Using this sample, the difference in the adsorption rate between oxygen and nitrogen at a temperature of -76 ° C was evaluated. FIG. 1 and FIG. 2 show the results.

As is clear from comparison with FIG. 3 showing the results of a comparative example described later, it can be seen that the adsorption of oxygen greatly exceeds that of nitrogen.

Comparative Example For comparison, the adsorption rate of oxygen and nitrogen was evaluated in the same manner as described above, using Na-type zeolite on which silica was not deposited as an adsorbent. FIG. 3 shows the result.

It can be seen that the adsorption rate of nitrogen is much higher than that of oxygen.

Example 3 The effect of silica deposition on CO adsorption was evaluated.

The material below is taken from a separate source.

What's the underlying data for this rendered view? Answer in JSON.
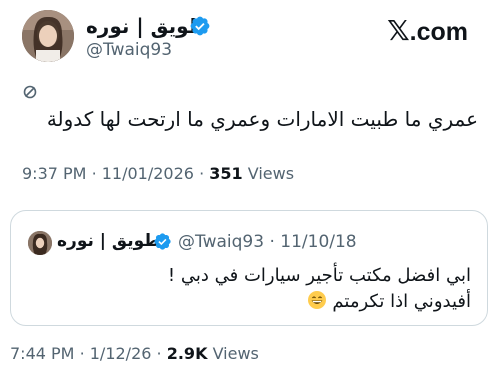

4 (a), 4 (b) and 4 (c) show the results of measuring the adsorption of CO at -78 ° C by gas chromatography.

(A): Blank test (b): Na-type zeolite (without silica deposition), 300 mg (c): Na-type zeolite with 0.29% by weight of silica deposited, 300 mg As can be seen from the results, when silica was not deposited, Although 100% CO adsorption was observed, CO adsorption was reduced to 19% by silica deposition.

 Silica deposition makes it possible to control the CO adsorption capacity.

(Effect of the Invention) According to the present invention, even chemical substances having slightly different molecular sizes can be adsorbed and separated from each other with high selectivity.

Specifically, preferential adsorption of oxygen from the air is also realized. Furthermore, control can also be performed to reduce the ability to adsorb a specific substance.

[Brief description of the drawings]

FIG. 1 and FIG. 2 are measurement diagrams of the adsorption speed showing an example when the adsorbent of the present invention is used. FIG. 3 is a measurement diagram of the adsorption speed showing an example for comparison. FIGS. 4 (a), (b) and (c) are gas chromatographic diagrams showing the adsorption of CO, respectively.

Continuation of front page (58) Field surveyed (Int.Cl. ⁶ , DB name) B01J 20/18

Claims (1)

(57) [Claims] 1. An adsorbent obtained by chemically depositing silica on the surface of an A-type zeolite using tetraalkoxysilane, wherein the adsorbent has an adsorbing ability to preferentially adsorb oxygen over nitrogen.